Figure 6: MI arrest following DNA damage is independent of bivalent biorientation.

(a) Percentage of oocytes that undergo PBE or MI arrest following GV-stage treatment with ultraviolet B (15 s), etoposide (25 μg ml⁻¹, 15 min), or a low dose of nocodazole (25 nM) added for the duration of MI. (b–d) Bivalent tension (stretch), displacement from the metaphase plate (displacement) and bivalent orientation (θ); in oocytes treated throughout MI with nocodazole (b) or before NEB for 15 s with ultraviolet B (c) or 15 min with etoposide (d). Data points are individual bivalents combined from three oocytes per treatment group at 8 h. The maximum number of s.d.’s from the 8 h PBE group mean on any axis is used to colour the bivalent.

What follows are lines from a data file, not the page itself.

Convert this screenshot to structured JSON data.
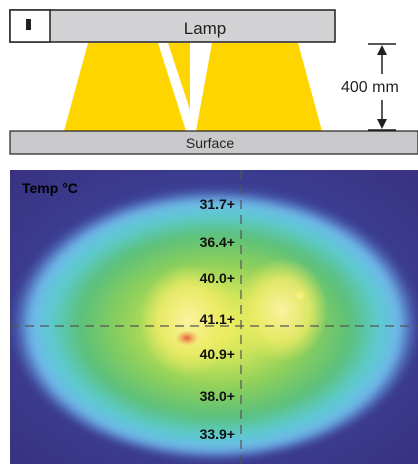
{
  "lamp": {
    "label": "Lamp",
    "switch_icon": "power-switch-icon"
  },
  "surface": {
    "label": "Surface"
  },
  "distance": {
    "label": "400 mm"
  },
  "thermal_map": {
    "title": "Temp °C",
    "readings": [
      "31.7+",
      "36.4+",
      "40.0+",
      "41.1+",
      "40.9+",
      "38.0+",
      "33.9+"
    ]
  },
  "colors": {
    "lamp_body": "#d3d3d5",
    "beam": "#ffd500",
    "surface": "#c9c9cb",
    "outline": "#231f20",
    "crosshair": "#555555"
  }
}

The three nocodazole-treated oocytes all underwent anaphase in the next 10 min. (e–g) Bivalent stretch (e) displacement (e) and orientation (f) from untreated oocytes and those in (b–d). Each group assessed 3 oocytes and 60 bivalents. Bars indicate means, and errors are s.d. Background colouring represents multiple s.d.’s from the mean in the control group. *, indicates significant difference from control, P<0.05, ANOVA with Tukey’s post hoc test.